In both Maryland and Vermont, a clinician can write a POLST order indicating "no CPR" even without patient or surrogate consent. Regulations in both states authorize the entry of a "do not attempt resuscitation" order on a POLST on the basis that CPR would be "futile" or "medically ineffective." This "no consent" option is clearly printed right on the POLST form.
California law similarly provides that while "a health care provider shall treat an individual in accordance with a POLST form," that requirement "does not apply if the POLST form requires medically ineffective health care or health care contrary to generally accepted health care standards applicable to the health care provider or institution." But unlike Maryland and Vermont, the "no consent" option is not printed on the POLST form itself.

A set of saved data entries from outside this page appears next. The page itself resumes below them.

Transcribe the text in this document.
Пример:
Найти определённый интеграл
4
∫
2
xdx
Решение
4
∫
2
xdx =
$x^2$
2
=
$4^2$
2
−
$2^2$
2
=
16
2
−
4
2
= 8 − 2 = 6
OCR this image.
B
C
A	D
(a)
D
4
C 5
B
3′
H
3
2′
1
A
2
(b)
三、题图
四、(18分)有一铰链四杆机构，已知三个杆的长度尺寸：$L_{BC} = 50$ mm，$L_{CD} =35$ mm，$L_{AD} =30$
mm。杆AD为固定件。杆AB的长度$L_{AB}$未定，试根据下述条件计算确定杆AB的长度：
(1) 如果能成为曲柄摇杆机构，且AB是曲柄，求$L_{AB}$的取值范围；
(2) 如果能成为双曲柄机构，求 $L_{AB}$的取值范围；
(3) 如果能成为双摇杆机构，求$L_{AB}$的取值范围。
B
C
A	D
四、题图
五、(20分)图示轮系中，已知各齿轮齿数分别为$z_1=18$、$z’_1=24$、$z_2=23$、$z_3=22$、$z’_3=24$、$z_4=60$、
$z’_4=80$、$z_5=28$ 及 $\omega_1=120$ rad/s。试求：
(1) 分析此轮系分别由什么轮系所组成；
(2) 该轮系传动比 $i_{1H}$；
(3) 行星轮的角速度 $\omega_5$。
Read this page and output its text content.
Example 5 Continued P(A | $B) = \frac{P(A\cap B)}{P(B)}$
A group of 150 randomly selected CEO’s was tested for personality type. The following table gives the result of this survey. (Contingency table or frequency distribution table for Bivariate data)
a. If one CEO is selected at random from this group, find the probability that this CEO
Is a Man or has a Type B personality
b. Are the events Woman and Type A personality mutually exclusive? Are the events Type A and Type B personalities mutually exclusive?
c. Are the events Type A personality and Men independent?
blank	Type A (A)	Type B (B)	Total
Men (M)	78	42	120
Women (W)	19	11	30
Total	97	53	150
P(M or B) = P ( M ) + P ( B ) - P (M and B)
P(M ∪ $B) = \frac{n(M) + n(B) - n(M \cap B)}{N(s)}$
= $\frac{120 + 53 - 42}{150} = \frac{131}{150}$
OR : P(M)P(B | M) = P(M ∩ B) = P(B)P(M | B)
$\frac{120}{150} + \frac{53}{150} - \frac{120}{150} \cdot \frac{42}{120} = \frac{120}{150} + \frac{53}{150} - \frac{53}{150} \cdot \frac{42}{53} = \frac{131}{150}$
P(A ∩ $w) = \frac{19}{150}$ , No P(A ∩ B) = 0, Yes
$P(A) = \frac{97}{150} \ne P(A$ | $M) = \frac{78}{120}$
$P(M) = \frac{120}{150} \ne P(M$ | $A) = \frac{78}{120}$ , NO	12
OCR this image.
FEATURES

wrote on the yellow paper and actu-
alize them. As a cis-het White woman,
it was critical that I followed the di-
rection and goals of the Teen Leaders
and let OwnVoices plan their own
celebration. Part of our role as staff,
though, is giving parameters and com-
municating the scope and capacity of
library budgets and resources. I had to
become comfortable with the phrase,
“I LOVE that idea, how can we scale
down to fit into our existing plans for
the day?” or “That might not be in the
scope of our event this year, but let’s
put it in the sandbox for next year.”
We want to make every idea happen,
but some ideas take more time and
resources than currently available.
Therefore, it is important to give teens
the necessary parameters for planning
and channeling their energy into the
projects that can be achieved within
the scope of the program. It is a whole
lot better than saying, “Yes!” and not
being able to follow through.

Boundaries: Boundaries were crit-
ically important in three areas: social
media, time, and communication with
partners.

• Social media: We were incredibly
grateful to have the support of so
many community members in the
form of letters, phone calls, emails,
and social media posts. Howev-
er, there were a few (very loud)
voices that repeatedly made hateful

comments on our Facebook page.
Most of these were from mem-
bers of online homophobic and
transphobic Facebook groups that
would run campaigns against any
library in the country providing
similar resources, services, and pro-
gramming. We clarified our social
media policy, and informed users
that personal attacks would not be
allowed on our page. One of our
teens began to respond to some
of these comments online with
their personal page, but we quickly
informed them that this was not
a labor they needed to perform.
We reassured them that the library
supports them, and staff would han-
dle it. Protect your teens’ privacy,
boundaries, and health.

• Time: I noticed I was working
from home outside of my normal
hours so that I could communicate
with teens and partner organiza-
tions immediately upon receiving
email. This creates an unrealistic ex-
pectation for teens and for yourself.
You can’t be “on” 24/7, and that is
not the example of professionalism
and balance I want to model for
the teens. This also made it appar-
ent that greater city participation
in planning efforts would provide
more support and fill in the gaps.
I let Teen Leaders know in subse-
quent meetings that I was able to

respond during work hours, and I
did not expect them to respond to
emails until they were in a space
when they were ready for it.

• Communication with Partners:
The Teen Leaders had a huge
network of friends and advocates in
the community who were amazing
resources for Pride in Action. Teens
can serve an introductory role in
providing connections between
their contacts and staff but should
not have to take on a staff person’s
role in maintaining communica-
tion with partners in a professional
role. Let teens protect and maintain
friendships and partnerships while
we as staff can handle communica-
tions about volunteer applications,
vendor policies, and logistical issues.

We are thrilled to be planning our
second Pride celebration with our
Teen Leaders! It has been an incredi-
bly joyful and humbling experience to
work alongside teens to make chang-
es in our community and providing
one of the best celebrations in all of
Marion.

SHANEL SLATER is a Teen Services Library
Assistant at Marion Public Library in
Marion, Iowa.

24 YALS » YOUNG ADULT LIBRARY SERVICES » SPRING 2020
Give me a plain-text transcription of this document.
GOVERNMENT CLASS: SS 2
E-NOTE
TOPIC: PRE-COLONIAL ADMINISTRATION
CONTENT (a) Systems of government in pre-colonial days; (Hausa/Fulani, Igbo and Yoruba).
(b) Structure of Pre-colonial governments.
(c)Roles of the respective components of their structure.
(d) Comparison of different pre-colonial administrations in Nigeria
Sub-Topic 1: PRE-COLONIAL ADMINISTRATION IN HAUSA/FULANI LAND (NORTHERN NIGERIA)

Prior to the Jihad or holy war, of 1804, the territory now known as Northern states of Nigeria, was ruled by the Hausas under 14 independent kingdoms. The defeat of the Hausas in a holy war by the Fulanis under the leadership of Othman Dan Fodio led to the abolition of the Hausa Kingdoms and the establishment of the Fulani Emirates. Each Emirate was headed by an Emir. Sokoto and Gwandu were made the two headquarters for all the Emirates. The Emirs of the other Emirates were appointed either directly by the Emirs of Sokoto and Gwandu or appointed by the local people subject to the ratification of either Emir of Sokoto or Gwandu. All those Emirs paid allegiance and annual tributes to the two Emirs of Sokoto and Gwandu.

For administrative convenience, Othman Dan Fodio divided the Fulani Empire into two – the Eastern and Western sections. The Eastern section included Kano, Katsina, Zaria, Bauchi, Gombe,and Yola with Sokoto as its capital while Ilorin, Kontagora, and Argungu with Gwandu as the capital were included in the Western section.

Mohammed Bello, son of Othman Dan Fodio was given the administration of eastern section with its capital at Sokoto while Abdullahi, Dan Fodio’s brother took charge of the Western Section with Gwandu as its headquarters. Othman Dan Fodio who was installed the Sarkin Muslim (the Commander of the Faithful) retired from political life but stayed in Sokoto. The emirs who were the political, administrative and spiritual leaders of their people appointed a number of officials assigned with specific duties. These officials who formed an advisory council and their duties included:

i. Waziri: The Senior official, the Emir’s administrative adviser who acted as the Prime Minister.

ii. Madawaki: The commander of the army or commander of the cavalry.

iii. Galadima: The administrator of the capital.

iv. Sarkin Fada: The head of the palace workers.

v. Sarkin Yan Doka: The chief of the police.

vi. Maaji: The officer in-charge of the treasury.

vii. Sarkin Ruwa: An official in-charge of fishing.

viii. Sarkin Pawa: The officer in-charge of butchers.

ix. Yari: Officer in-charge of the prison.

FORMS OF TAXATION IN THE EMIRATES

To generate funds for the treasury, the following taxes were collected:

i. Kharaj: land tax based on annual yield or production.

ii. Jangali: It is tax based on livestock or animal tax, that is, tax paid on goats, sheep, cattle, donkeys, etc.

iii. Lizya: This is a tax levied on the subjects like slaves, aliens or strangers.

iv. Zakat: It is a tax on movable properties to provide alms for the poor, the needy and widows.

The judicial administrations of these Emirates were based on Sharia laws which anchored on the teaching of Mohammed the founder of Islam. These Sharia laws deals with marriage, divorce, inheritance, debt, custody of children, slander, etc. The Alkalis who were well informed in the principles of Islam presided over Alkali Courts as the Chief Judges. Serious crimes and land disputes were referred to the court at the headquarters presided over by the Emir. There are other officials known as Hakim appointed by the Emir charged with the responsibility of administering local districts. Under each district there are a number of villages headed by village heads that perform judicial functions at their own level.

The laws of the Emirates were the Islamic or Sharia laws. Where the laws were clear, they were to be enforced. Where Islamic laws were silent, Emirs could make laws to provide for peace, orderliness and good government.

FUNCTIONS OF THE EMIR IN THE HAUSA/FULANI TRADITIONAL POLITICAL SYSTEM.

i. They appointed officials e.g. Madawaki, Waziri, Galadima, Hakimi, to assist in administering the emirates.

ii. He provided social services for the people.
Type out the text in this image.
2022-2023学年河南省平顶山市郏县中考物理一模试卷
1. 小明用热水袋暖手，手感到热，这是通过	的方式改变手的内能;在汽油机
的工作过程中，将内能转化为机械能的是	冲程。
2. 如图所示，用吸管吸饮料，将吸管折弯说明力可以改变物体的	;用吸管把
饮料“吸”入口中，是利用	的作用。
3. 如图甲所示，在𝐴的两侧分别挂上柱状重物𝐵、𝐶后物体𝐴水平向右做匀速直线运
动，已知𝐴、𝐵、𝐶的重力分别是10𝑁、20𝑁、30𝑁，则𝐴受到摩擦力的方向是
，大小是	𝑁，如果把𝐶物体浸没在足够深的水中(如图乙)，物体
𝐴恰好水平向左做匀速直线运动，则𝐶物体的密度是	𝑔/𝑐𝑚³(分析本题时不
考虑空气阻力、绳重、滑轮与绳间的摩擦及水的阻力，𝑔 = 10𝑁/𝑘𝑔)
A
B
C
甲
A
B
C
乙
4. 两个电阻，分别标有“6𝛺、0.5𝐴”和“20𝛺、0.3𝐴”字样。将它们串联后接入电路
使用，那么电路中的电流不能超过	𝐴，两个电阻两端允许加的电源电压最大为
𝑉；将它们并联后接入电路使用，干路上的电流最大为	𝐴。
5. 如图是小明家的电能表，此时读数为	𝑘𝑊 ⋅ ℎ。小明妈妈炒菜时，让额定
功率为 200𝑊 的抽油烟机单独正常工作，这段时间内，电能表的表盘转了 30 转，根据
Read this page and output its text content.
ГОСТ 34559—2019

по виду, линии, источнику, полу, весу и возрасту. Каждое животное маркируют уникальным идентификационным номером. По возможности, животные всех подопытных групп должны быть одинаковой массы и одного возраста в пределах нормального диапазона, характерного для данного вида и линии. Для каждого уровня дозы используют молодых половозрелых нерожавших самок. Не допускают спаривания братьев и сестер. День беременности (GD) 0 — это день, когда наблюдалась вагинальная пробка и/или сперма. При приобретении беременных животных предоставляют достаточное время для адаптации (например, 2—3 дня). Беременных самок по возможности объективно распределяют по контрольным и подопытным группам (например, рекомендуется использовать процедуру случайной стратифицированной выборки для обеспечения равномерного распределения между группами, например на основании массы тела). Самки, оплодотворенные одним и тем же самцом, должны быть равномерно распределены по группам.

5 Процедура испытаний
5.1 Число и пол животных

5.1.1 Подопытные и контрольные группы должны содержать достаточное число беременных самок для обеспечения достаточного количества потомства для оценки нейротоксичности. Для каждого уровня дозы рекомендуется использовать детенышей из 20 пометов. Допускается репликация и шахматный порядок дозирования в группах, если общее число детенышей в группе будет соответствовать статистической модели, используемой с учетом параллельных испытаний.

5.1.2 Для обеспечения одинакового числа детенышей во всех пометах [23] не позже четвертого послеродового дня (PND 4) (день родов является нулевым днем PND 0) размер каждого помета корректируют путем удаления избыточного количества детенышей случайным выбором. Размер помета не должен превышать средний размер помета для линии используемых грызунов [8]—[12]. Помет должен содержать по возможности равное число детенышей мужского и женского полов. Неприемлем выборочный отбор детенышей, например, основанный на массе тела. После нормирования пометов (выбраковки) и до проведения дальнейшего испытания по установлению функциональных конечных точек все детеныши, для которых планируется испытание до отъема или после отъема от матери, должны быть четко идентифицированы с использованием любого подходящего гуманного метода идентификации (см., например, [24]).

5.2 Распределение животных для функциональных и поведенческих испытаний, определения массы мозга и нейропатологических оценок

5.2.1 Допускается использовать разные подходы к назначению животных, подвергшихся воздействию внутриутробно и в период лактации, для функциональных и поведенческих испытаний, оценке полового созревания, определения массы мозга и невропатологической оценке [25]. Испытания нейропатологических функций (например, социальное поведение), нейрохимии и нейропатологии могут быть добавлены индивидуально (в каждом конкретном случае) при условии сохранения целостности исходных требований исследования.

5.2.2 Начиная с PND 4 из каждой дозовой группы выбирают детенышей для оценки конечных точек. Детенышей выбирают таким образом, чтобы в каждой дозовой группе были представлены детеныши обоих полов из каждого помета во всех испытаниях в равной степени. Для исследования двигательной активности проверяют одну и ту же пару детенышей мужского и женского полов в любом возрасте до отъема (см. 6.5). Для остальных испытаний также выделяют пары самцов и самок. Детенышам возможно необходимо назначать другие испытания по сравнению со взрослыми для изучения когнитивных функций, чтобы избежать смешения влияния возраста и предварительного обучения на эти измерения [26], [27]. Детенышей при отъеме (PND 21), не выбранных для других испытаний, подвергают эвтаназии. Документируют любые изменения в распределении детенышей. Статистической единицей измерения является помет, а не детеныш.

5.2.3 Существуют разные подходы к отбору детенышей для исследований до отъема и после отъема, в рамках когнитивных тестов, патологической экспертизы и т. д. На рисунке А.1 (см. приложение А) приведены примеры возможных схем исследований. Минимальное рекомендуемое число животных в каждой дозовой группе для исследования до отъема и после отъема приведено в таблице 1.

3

Nevertheless, this has not prevented California providers from utilizing this option. For example, Dominican Hospital in Santa Cruz, rewrote a patient's POLST contrary to his prior expressed wishes, apparently on the ground of medical ineffectiveness. Of course, since the patient was unbefriended / unrepresented, there was little risk that such a decision would be challenged. It is unclear that clinicians would rewrite a POLST on grounds of ineffectiveness in the face of surrogate opposition.
Many states have long allowed clinicians to unilaterally refuse (surrogate-, agent-, or surrogate-requested) treatment that is "medically ineffective" or that is "contrary to generally accepted health care standards." But since there is significant uncertainty about when those standards are satisfied, clinicians have generally declined to avail themselves of such safe harbors. It is unclear, yet, whether analogous POLST safe harbors will be any more effective.